INILAHTASIK.COM | Otoritas Jasa Keuangan (OJK) Tasikmalaya bersama Pemerintah Kota Tasikmalaya resmi meluncurkan Program Literasi Keuangan Tasikmalaya CAANG (CerdAs keuANGan) sebagai langkah memperluas pemahaman masyarakat terhadap produk dan layanan jasa keuangan yang legal, aman, dan bertanggung jawab.
Program ini dirancang untuk meningkatkan literasi dan inklusi keuangan sekaligus mendukung agenda nasional dalam menciptakan masyarakat yang lebih cakap mengelola keuangan, terlindungi dari praktik keuangan ilegal, serta memiliki ketahanan ekonomi yang lebih baik.
Kepala OJK Tasikmalaya, Nofa Hermawati, mengatakan Tasikmalaya CAANG bukan hanya sebatas kegiatan sosialisasi, melainkan gerakan bersama yang melibatkan berbagai unsur masyarakat agar edukasi keuangan dapat menjangkau lebih banyak warga.
“Tasikmalaya CAANG bukan sekadar rangkaian kegiatan edukasi, tetapi merupakan gerakan bersama untuk membangun masyarakat yang cerdas keuangan. Melalui pendekatan multiplier effect, setiap peserta diharapkan menjadi agen literasi keuangan yang mampu menyebarluaskan edukasi kepada keluarga, lingkungan, dan masyarakat sekitarnya,” ujar Nofa, Senin 13 Juli 2026.
Menurutnya, pendekatan multiplier effect menjadi strategi utama dalam program tersebut. Peserta yang telah mendapatkan pembekalan diharapkan mampu menjadi agen literasi keuangan di lingkungan masing-masing sehingga penyebaran informasi berlangsung lebih luas, cepat, dan berkelanjutan.
Program Tasikmalaya CAANG dijalankan melalui kolaborasi lintas sektor yang melibatkan Pemerintah Kota Tasikmalaya, Kementerian Agama, Dinas Pendidikan, TNI, perguruan tinggi, sekolah, Pelaku Usaha Jasa Keuangan (PUJK), organisasi kemasyarakatan, organisasi keagamaan, media massa, hingga berbagai pemangku kepentingan lainnya.
Sasaran edukasi pun dibuat beragam, mulai dari pelajar, mahasiswa, tenaga pendidik, penyuluh agama, Babinsa dan anggota Kodim, Karang Taruna, pelaku UMKM, aparatur pemerintah, hingga masyarakat umum.

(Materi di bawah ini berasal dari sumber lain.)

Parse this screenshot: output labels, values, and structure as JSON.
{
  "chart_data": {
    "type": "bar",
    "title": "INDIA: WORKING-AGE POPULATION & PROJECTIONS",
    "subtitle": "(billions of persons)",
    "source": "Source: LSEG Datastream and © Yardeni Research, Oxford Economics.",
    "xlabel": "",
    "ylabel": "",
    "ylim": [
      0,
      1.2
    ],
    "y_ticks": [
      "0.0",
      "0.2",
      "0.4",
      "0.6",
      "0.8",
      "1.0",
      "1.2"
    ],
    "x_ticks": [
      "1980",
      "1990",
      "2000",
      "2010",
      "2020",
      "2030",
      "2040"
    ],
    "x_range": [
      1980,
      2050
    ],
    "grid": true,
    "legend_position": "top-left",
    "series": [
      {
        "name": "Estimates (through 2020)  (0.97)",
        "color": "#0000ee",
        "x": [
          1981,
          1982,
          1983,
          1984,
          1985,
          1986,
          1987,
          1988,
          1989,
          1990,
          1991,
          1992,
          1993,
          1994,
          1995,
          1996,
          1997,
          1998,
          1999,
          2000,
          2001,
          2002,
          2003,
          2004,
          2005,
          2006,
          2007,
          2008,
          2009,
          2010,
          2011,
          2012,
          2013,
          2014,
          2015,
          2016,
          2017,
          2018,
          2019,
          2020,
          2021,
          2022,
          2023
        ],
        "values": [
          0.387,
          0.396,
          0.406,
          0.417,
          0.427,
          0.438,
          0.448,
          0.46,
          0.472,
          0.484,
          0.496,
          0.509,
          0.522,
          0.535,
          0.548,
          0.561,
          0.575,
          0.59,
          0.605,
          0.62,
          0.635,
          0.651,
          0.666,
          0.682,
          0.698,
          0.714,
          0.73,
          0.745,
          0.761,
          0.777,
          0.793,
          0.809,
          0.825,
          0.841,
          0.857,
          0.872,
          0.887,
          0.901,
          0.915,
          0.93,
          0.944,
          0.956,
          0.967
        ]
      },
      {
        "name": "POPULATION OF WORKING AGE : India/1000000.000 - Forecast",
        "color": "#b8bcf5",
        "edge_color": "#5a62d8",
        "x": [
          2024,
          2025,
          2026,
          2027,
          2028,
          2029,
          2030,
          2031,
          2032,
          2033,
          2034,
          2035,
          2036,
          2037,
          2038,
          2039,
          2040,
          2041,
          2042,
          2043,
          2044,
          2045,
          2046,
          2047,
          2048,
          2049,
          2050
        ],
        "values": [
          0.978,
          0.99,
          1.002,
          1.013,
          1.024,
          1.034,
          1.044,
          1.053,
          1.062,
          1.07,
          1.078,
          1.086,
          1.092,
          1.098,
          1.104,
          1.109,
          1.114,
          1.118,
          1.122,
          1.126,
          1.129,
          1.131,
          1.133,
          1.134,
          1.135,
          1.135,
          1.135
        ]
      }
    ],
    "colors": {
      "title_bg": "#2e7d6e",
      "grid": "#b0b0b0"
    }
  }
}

OJK Tasikmalaya mencatat, hingga Semester I Tahun 2026, program tersebut telah menjangkau lebih dari 58 ribu peserta melalui edukasi keuangan secara langsung. Selain itu, telah terbentuk berbagai agen literasi keuangan yang terdiri atas penyuluh agama, Babinsa, anggota Kodim, tenaga pendidik, Karang Taruna, hingga mahasiswa peserta Kuliah Kerja Nyata (KKN) Literasi Keuangan.
Dengan keberadaan para agen tersebut, jangkauan edukasi diperkirakan mampu menyentuh lebih dari 98 ribu masyarakat di Kota Tasikmalaya. Angka itu diproyeksikan terus bertambah melalui pemanfaatan media digital, videotron milik Pemerintah Kota Tasikmalaya, serta berbagai saluran komunikasi yang digunakan para agen literasi di lingkungannya masing-masing.
Nofa menegaskan, meningkatnya penggunaan layanan keuangan digital membuat masyarakat perlu memiliki pemahaman yang memadai mengenai manfaat, risiko, hak, dan kewajiban dalam menggunakan produk jasa keuangan.
“Melalui gerakan ini kami berharap masyarakat semakin memahami produk dan layanan jasa keuangan yang legal, mampu mengambil keputusan keuangan secara bijak, serta terhindar dari berbagai bentuk aktivitas keuangan ilegal. Pada akhirnya, literasi keuangan yang baik akan mendukung terwujudnya masyarakat yang lebih terlindungi, berdaya, dan sejahtera,” katanya.
Ke depan, pihaknya bersama Pemerintah Kota Tasikmalaya akan terus memperkuat kolaborasi dengan seluruh pemangku kepentingan agar Program Tasikmalaya CAANG berkembang menjadi gerakan literasi keuangan yang berkelanjutan dan mampu mendukung pembangunan ekonomi daerah yang inklusif.